Amr Moussa, secrétaire général de la Ligue arabe.
« Le Koweït se félicite de la capture en Iraq
du président déchu Saddam Hussein, qui avait ordonné en
août 1990 à son armée d'envahir l'Emirat » .
Mohammad Abdallah Abou Al-Hassan,
ministre de l'Information koweïtien.
« J'ai appris avec une grande joie que Saddam
Hussein avait été arrêté, je vous félicite pour cette
action couronnée de succès. J'espère que son arrestation
va soutenir les efforts de la communauté internationale
pour la reconstruction et la stabilisation de l'Iraq ».
Gerhard Schroeder,
chancelier allemand.
« Cette arrestation aura sans aucun doute une
influence favorable sur la stabilisation et la sécurité
interne de l'Iraq. Avec l'arrestation d'un dictateur,
responsable de nombreuses violations des droits de l'homme,
le droit peut enfin prévaloir.
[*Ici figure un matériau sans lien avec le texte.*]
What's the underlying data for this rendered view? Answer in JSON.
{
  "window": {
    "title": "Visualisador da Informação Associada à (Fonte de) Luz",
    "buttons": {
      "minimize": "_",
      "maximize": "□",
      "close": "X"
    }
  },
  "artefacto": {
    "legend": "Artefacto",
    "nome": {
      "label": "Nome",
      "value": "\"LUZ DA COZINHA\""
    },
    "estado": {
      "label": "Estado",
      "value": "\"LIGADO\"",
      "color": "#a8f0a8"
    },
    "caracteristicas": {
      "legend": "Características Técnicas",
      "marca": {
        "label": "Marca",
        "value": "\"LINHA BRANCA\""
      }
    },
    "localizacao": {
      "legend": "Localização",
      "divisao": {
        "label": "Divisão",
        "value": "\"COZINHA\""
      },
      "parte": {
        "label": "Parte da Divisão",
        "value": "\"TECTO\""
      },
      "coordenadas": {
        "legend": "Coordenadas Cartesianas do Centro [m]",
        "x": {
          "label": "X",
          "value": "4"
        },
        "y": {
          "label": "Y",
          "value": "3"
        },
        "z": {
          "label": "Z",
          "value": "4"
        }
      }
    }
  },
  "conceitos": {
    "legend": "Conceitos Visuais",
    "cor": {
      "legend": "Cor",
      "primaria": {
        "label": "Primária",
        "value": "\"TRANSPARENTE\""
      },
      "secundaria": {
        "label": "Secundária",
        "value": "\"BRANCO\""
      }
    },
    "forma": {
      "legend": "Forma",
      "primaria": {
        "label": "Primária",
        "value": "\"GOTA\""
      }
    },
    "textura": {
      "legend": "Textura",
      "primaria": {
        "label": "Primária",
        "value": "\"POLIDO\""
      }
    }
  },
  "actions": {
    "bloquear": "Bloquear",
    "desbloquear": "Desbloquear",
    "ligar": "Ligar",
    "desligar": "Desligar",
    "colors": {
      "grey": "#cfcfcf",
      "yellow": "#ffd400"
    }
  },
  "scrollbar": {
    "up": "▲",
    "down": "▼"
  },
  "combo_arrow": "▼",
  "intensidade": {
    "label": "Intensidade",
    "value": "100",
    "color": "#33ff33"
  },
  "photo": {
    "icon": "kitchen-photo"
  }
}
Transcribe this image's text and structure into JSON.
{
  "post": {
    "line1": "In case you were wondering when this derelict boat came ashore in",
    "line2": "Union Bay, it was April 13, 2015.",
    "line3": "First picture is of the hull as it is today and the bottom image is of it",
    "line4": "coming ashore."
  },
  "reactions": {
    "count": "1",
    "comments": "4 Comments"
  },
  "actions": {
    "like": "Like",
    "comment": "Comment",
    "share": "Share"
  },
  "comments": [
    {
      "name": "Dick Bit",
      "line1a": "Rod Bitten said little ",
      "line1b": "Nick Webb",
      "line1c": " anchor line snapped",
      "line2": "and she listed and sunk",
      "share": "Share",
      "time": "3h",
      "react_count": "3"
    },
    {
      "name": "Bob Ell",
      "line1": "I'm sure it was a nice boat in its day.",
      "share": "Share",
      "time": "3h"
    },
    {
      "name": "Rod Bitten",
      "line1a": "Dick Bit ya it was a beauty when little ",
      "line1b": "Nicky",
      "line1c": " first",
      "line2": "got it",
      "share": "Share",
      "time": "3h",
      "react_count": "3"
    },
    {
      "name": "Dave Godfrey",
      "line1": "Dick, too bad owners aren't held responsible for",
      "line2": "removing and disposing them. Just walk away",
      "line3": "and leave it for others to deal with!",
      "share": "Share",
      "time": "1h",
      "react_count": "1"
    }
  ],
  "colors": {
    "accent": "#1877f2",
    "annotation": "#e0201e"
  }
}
C'est une bonne chose pour
la reconstruction politique des institutions iraqiennes
parce que cette arrestation peut accélérer le transfert
de pouvoir au peuple iraqien dans le cadre multilatéral
de l'Onu ».
Guy Verhofstadt, premier ministre belge.
« Le président de la République se réjouit de
l'arrestation de Saddam Hussein. C'est un événement majeur
qui devrait fortement contribuer à la démocratisation
et à la stabilisation de l'Iraq. Cette arrestation permettra
aux Iraqiens de retrouver la maîtrise de leur destin dans
un Iraq souverain ».
Catherine Colonna,
porte-parole de la présidence française.